Ada dua hadits Nabi yang runutan peristiwanya hampir sama dan menunjukkan betapa cinta dan perhatian Nabi Muhammad saw. kepada anak-anak begitu besar dan mendalam.
Pertama :
Saat berjamaah bersama para sahabat, Rasulullah mempercepat dua rakaat terakhir. Melihat kejadian ini, para sahabat heran lalu seusai shalat mereka bertanya pada Rasulullah.
Seorang saabat kemudian bertanya,”Apa yang terjadi ya Rasul sampai engkau mempersingkat dua rakaat terakhir?”
Rasulullah kemudian menjawab,”Tidakkah kalian mendengar suara tangisan anak-anak?”
Pada peristiwa kedua, kali ini beliau memanjangkan sujudnya.
Seorang sahabat kemudian berkata,”Kali ini anda memanjangkan sujudmu ya Rasul. Apa yang terjadi? Apakah engkau menerima wahyu?”
Rasulullah kemudian menjawab,”Tidak. Hanya saja putraku tadi menaiki pundakku. Aku enggan bangun (dari sujud) sebelum ia puas bermain.”
Demikian dua peristiwa diantara banyak kejadian menyangkut contoh teladan Nabi SAW tentang cinta dan perhatian pada anak-anak.
Terkadang dalam dunia nyata dijumpai seorang anak yang memiliki orang tua yang kaya dan mampu secara ekonomi, tetapi meski begitu mereka tidak mendapat perhatian maksimal dan perlindungan secara psikis dari orang tuanya, sehingga si anak akhirnya melampiaskan keinginan untuk minta perhatian kepada hal-hal negatif. Ternyata bahwa harta benda dan materi berlimpah bukan jaminan anak-anak akan bahagia.
Dan kadang ada juga orang tua yang atas nama cinta memaksa dan dan mengarahkan anak agar jadi sesuai keinginan orang tuanya, membebaninya dengan beban yang tidak terjangkau oleh mereka bahkan cenderung bertentangan dengan bakat alamiahnya.
Dan dengan bangga kemudian ayah ibunya akan memamerkan kemampuan si anak kepada khalayak umum, meski saat itu si anak berada bukan pada dunianya dan bukan pada usianya.
Kita lihat saja di stasiun-stasiun televisi dalam ajang pencarian bakat menyanyi misalnya, bagaimana seorang anak yang usianya baru 5-7 tahun menyanyikan dengan cukup baik sebuah lagu dewasa yang belum atau tidak pantas ia nyanyikan, sementara si ibu atau ayahnya terharu melihat kemampuan si anak. Ironis bukan..??
Anak bukanlah kelanjutan sifat, profesi atau kepribadian ibu-bapaknya. Mencintainya adalah menumbuh kembangkan bakat dan kepribadiannya atas nama cinta.

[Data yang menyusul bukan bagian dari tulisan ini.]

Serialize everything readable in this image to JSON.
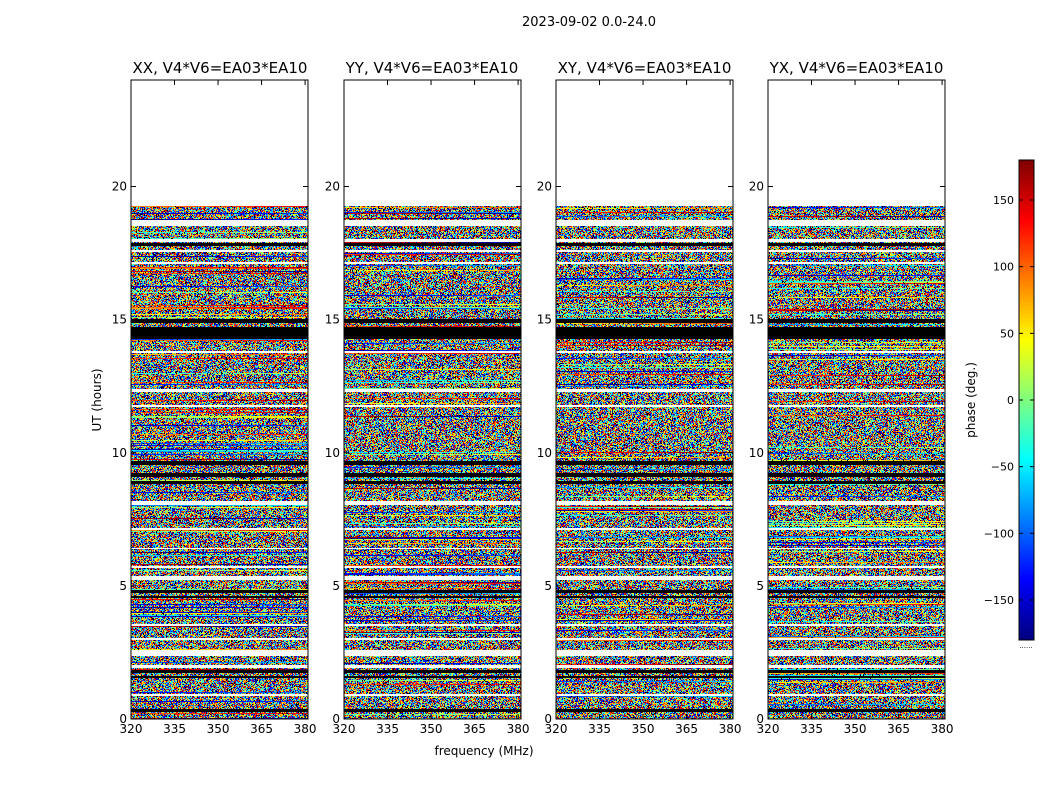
{
  "chart_data": {
    "type": "heatmap",
    "suptitle": "2023-09-02 0.0-24.0",
    "xlabel": "frequency (MHz)",
    "ylabel": "UT (hours)",
    "xlim": [
      320,
      381
    ],
    "ylim": [
      0,
      24
    ],
    "xticks": [
      320,
      335,
      350,
      365,
      380
    ],
    "yticks": [
      0,
      5,
      10,
      15,
      20
    ],
    "data_time_range": [
      0,
      19.3
    ],
    "colorbar": {
      "label": "phase (deg.)",
      "range": [
        -180,
        180
      ],
      "ticks": [
        -150,
        -100,
        -50,
        0,
        50,
        100,
        150
      ],
      "colormap": "jet",
      "footer": "......"
    },
    "panels": [
      {
        "title": "XX, V4*V6=EA03*EA10",
        "pol": "XX",
        "seed": 11
      },
      {
        "title": "YY, V4*V6=EA03*EA10",
        "pol": "YY",
        "seed": 23
      },
      {
        "title": "XY, V4*V6=EA03*EA10",
        "pol": "XY",
        "seed": 37
      },
      {
        "title": "YX, V4*V6=EA03*EA10",
        "pol": "YX",
        "seed": 53
      }
    ],
    "white_gaps_hours": [
      [
        18.55,
        18.75
      ],
      [
        17.95,
        18.05
      ],
      [
        17.55,
        17.62
      ],
      [
        17.1,
        17.2
      ],
      [
        13.75,
        13.85
      ],
      [
        12.3,
        12.4
      ],
      [
        11.75,
        11.8
      ],
      [
        8.05,
        8.2
      ],
      [
        7.1,
        7.2
      ],
      [
        6.4,
        6.45
      ],
      [
        5.7,
        5.75
      ],
      [
        5.25,
        5.4
      ],
      [
        3.5,
        3.6
      ],
      [
        3.0,
        3.05
      ],
      [
        2.4,
        2.6
      ],
      [
        1.95,
        2.05
      ],
      [
        0.9,
        0.95
      ]
    ],
    "black_bands_hours": [
      [
        17.78,
        17.88
      ],
      [
        14.3,
        14.75
      ],
      [
        14.9,
        15.05
      ],
      [
        9.55,
        9.7
      ],
      [
        9.1,
        9.25
      ],
      [
        8.85,
        8.95
      ],
      [
        4.75,
        4.85
      ],
      [
        4.55,
        4.65
      ],
      [
        1.75,
        1.85
      ],
      [
        1.55,
        1.65
      ],
      [
        0.3,
        0.4
      ]
    ]
  }
}
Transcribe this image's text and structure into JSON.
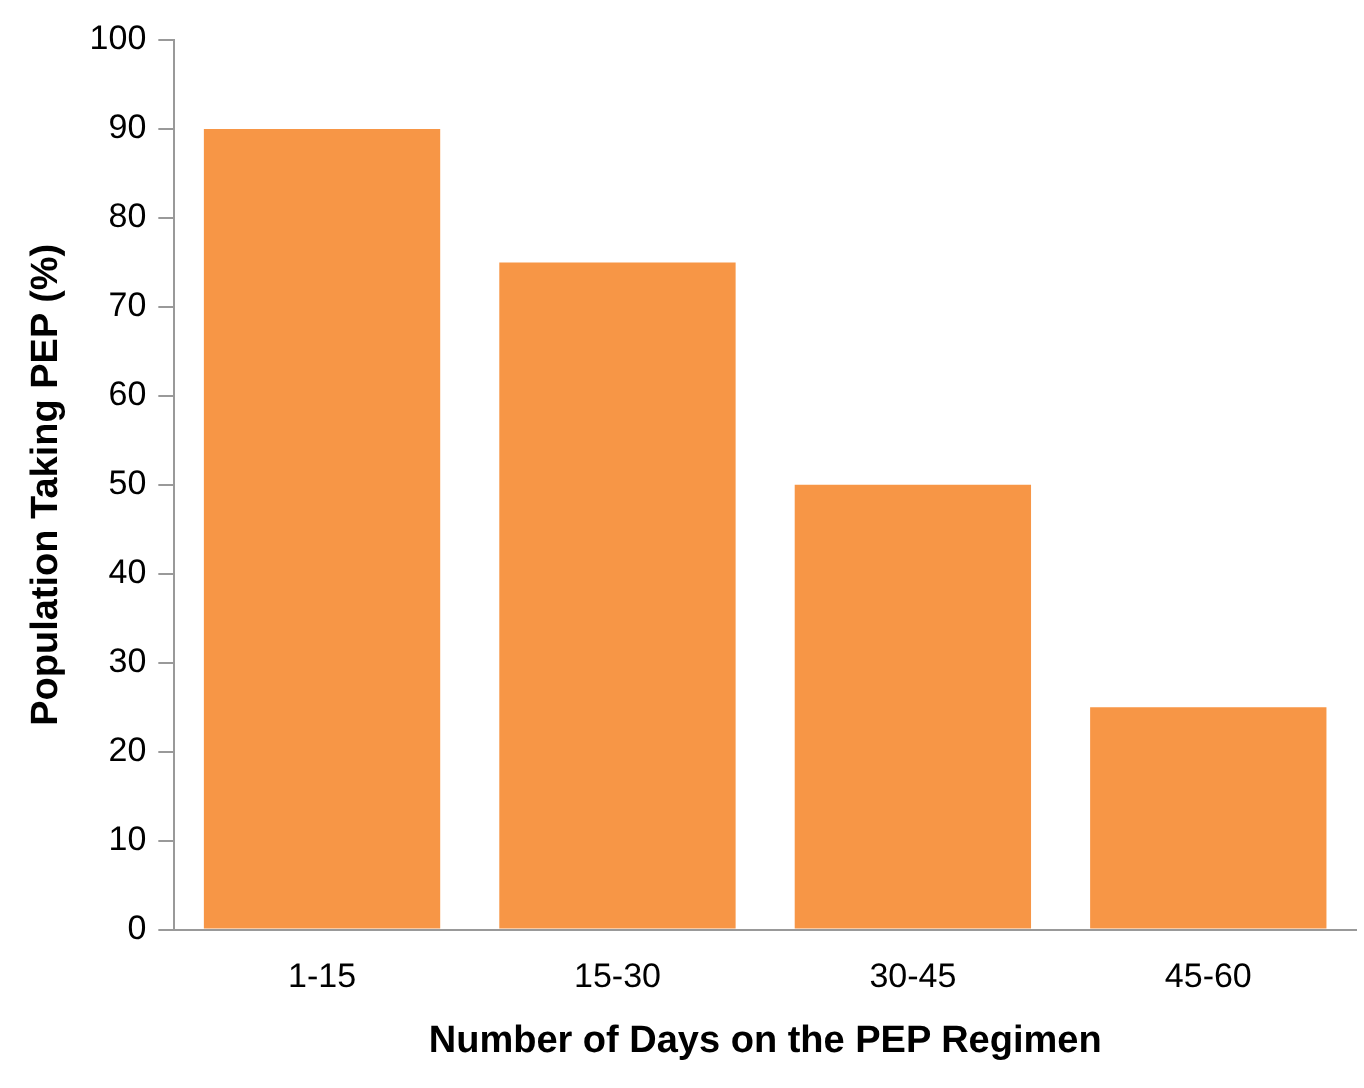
{
  "chart_data": {
    "type": "bar",
    "xlabel": "Number of Days on the PEP Regimen",
    "ylabel": "Population Taking PEP (%)",
    "categories": [
      "1-15",
      "15-30",
      "30-45",
      "45-60"
    ],
    "values": [
      90,
      75,
      50,
      25
    ],
    "color": "#f79646",
    "ylim": [
      0,
      100
    ],
    "yticks": [
      0,
      10,
      20,
      30,
      40,
      50,
      60,
      70,
      80,
      90,
      100
    ],
    "grid": false,
    "legend": false
  }
}
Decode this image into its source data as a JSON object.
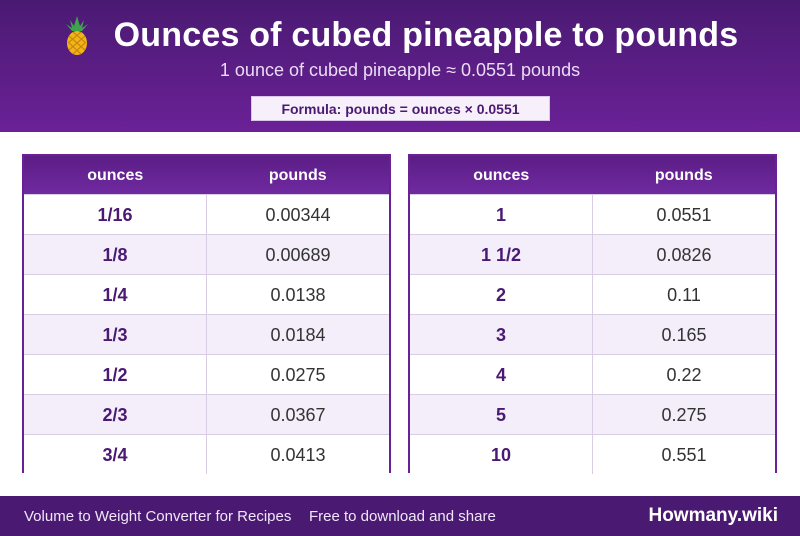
{
  "header": {
    "title": "Ounces of cubed pineapple to pounds",
    "subtitle": "1 ounce of cubed pineapple ≈ 0.0551 pounds",
    "formula": "Formula: pounds = ounces × 0.0551",
    "icon": "pineapple-icon"
  },
  "tables": [
    {
      "headers": [
        "ounces",
        "pounds"
      ],
      "rows": [
        {
          "ounces": "1/16",
          "pounds": "0.00344"
        },
        {
          "ounces": "1/8",
          "pounds": "0.00689"
        },
        {
          "ounces": "1/4",
          "pounds": "0.0138"
        },
        {
          "ounces": "1/3",
          "pounds": "0.0184"
        },
        {
          "ounces": "1/2",
          "pounds": "0.0275"
        },
        {
          "ounces": "2/3",
          "pounds": "0.0367"
        },
        {
          "ounces": "3/4",
          "pounds": "0.0413"
        }
      ]
    },
    {
      "headers": [
        "ounces",
        "pounds"
      ],
      "rows": [
        {
          "ounces": "1",
          "pounds": "0.0551"
        },
        {
          "ounces": "1 1/2",
          "pounds": "0.0826"
        },
        {
          "ounces": "2",
          "pounds": "0.11"
        },
        {
          "ounces": "3",
          "pounds": "0.165"
        },
        {
          "ounces": "4",
          "pounds": "0.22"
        },
        {
          "ounces": "5",
          "pounds": "0.275"
        },
        {
          "ounces": "10",
          "pounds": "0.551"
        }
      ]
    }
  ],
  "footer": {
    "app_name": "Volume to Weight Converter for Recipes",
    "share": "Free to download and share",
    "brand": "Howmany.wiki"
  },
  "colors": {
    "brand_purple": "#4a1a72",
    "header_purple": "#6a2196",
    "row_alt": "#f3eefa"
  }
}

Dunia anak adalah dunia penuh tawa riang dan dunia permainan.
Karena itu Rasulullah menekankan pentingnya bermain bersama anak.
“Siapa yang memiliki anak, hendaklah ia bermain bersamanya.”
Atau dalam hadits lain beliau bersabda:
"Siapa yangmenggembirakan hati anaknya maka ia bagaikan memerdekakan budak/hamba sahaya. Siapa yang bergurau untuk menyenangkan hatinya maka ia bagaikan menangis karena takut kepada Allah.”
Diriwayatkan dari Abu Hurairah r.a., ia berkata :
"Rasulullah saw. menjulurkan lidahnya kepada Hasan bin Ali, sehingga Hasan bisa melihat merahnya lidah beliau. Lalu Hasan pun menghampiri beliau."
Rasulullah pun mengajak Aisyah ra. berlpmba-lomba dalam dua peperangan yang diikutinya. Beliau juga menajak anak-anak perempuan tetangganya untuk bermain bersama Aisyah di ruma beliau.
Dunia anak adala dunia permainan...
Karenanya jangan rusak masa bermain anak-anak dengan mekasakan keinginan dan ego orang tua yang belum saatnya mereka rasakan.
Biarkan anak tumbuh alami sesuai usia dan dunianya.
Lantas sudahkah tersedia cukup waktu buat mereka bermain di sekolah, di taman-taman maupun di rumah-rumah kita?
Sudah tersediakah ragam permainan yang mendidik serta sesuai dengan usia mereka?